The US military has moved parts of THAAD, the Terminal High Altitude Area Defence System to South Korea on 26th April 2017.
The earlier-than-expected steps to deploy the Terminal High Altitude Area Defence (THAAD) system was also denounced by North Korea even as South Korea's presidential election are on May 9, 2017.
South Korea's Defence Ministry indicated elements of THAAD were moved to the deployment site, on what had been a golf course, about 250 km south of the capital, Seoul.
The battery was expected to be operational by the end of the year, it said.
The United States and South Korea agreed in 2016 to deploy the THAAD to counter the threat of missile launches by North Korea. They say it is solely aimed at defending against North Korea.
But China says the system's advanced radar can penetrate deep into its territory and undermine its security, while it will do little to deter the North, and is adamant in its opposition.
China is North Korea's sole major ally and is seen as crucial to US-led efforts to rein in North Korea.
The United States began moving the first elements of the system to South Korea in March after the North tested four ballistic missiles.

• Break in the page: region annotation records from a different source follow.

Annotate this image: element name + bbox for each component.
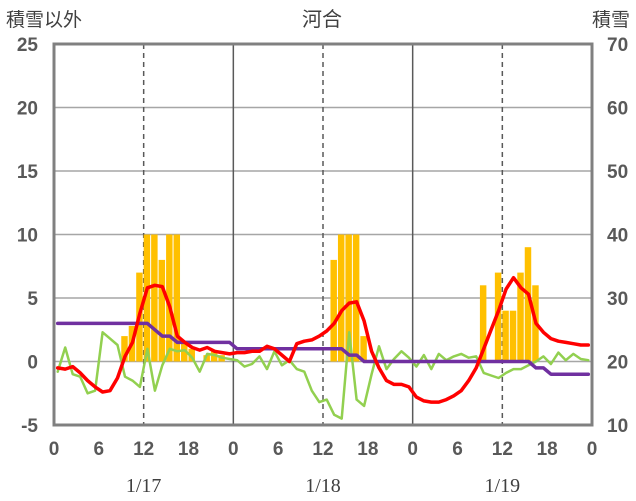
x-tick-labels: 0 6 12 18 0 6 12 18 0 6 12 18 0	[49, 439, 598, 460]
y-left-tick: 20	[17, 99, 38, 120]
y-left-tick: -5	[21, 416, 38, 437]
y-right-tick: 50	[607, 162, 628, 183]
y-left-tick: 5	[27, 289, 38, 310]
precip-bar	[352, 234, 360, 362]
y-right-tick: 60	[607, 99, 628, 120]
x-hour-tick: 0	[407, 439, 418, 460]
x-hour-tick: 18	[357, 439, 378, 460]
precip-bar	[360, 336, 367, 362]
red-line	[55, 275, 591, 404]
precip-bar	[524, 247, 532, 362]
x-hour-tick: 12	[312, 439, 333, 460]
x-hour-tick: 18	[537, 439, 558, 460]
y-left-tick: 0	[27, 353, 38, 374]
precip-bar	[494, 272, 502, 362]
grid-lines	[54, 44, 592, 425]
y-left-tick: 15	[17, 162, 39, 183]
precip-bar	[143, 234, 151, 362]
precip-bar	[345, 234, 352, 362]
day-label: 1/18	[305, 475, 341, 497]
precip-bar	[173, 234, 181, 362]
x-hour-tick: 0	[587, 439, 598, 460]
x-hour-tick: 12	[492, 439, 513, 460]
precip-bar	[210, 351, 218, 362]
precip-bar	[517, 272, 524, 362]
x-hour-tick: 12	[133, 439, 154, 460]
precip-bar	[502, 310, 509, 362]
y-right-tick: 70	[607, 35, 628, 56]
right-axis-caption: 積雪	[592, 9, 630, 31]
precip-bar	[121, 336, 128, 362]
x-hour-tick: 6	[94, 439, 105, 460]
y-right-tick: 10	[607, 416, 628, 437]
precip-bar	[166, 234, 173, 362]
left-axis-caption: 積雪以外	[6, 9, 82, 31]
green-line	[56, 331, 590, 420]
y-right-tick: 40	[607, 226, 628, 247]
plot-frame	[52, 42, 594, 427]
x-hour-tick: 18	[178, 439, 199, 460]
x-hour-tick: 6	[273, 439, 284, 460]
x-hour-tick: 6	[452, 439, 463, 460]
day-label: 1/19	[485, 475, 521, 497]
y-left-tick-labels: 25 20 15 10 5 0 -5	[17, 35, 39, 437]
x-hour-tick: 0	[49, 439, 60, 460]
purple-line	[55, 321, 591, 376]
y-right-tick: 20	[607, 353, 628, 374]
y-right-tick-labels: 70 60 50 40 30 20 10	[607, 35, 628, 437]
line-series	[55, 275, 591, 420]
day-labels: 1/17 1/18 1/19	[126, 475, 520, 497]
y-left-tick: 25	[17, 35, 39, 56]
y-left-tick: 10	[17, 226, 38, 247]
precip-bar	[151, 234, 158, 362]
y-right-tick: 30	[607, 289, 628, 310]
precip-bar	[181, 342, 188, 362]
day-label: 1/17	[126, 475, 162, 497]
precip-bar	[337, 234, 345, 362]
chart-title: 河合	[302, 8, 342, 31]
precip-bar	[479, 285, 487, 362]
precip-bar	[509, 310, 517, 362]
precip-bar	[188, 348, 195, 362]
precip-bar	[158, 259, 166, 362]
x-hour-tick: 0	[228, 439, 239, 460]
precip-bar	[330, 259, 337, 362]
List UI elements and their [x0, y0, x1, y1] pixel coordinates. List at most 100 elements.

South Korea has accused China of discriminating against some South Korean companies operating in China because of the deployment.
The United States and North Korea have been stepping up warnings to each other in recent weeks over North Korea's development of nuclear weapons and missiles in defiance of UN resolutions.
North Korea says it needs the weapons to defend itself and has vowed to strike the United States and its Asian allies at the first sign of any attack on it.
The United States is sending the USS Carl Vinson carrier strike group to waters off the Korean peninsula, where it will join the USS Michigan, a nuclear submarine that docked in South Korea.
South Korea's navy has said it will hold drills with the U.S. strike group.
Kim Jong-un had supervised the country's “largest-ever” live-fire drill to mark 25th April''s 85th founding anniversary of its military, with more than 300 large-calibre, self-propelled artillery pieces on its east coast.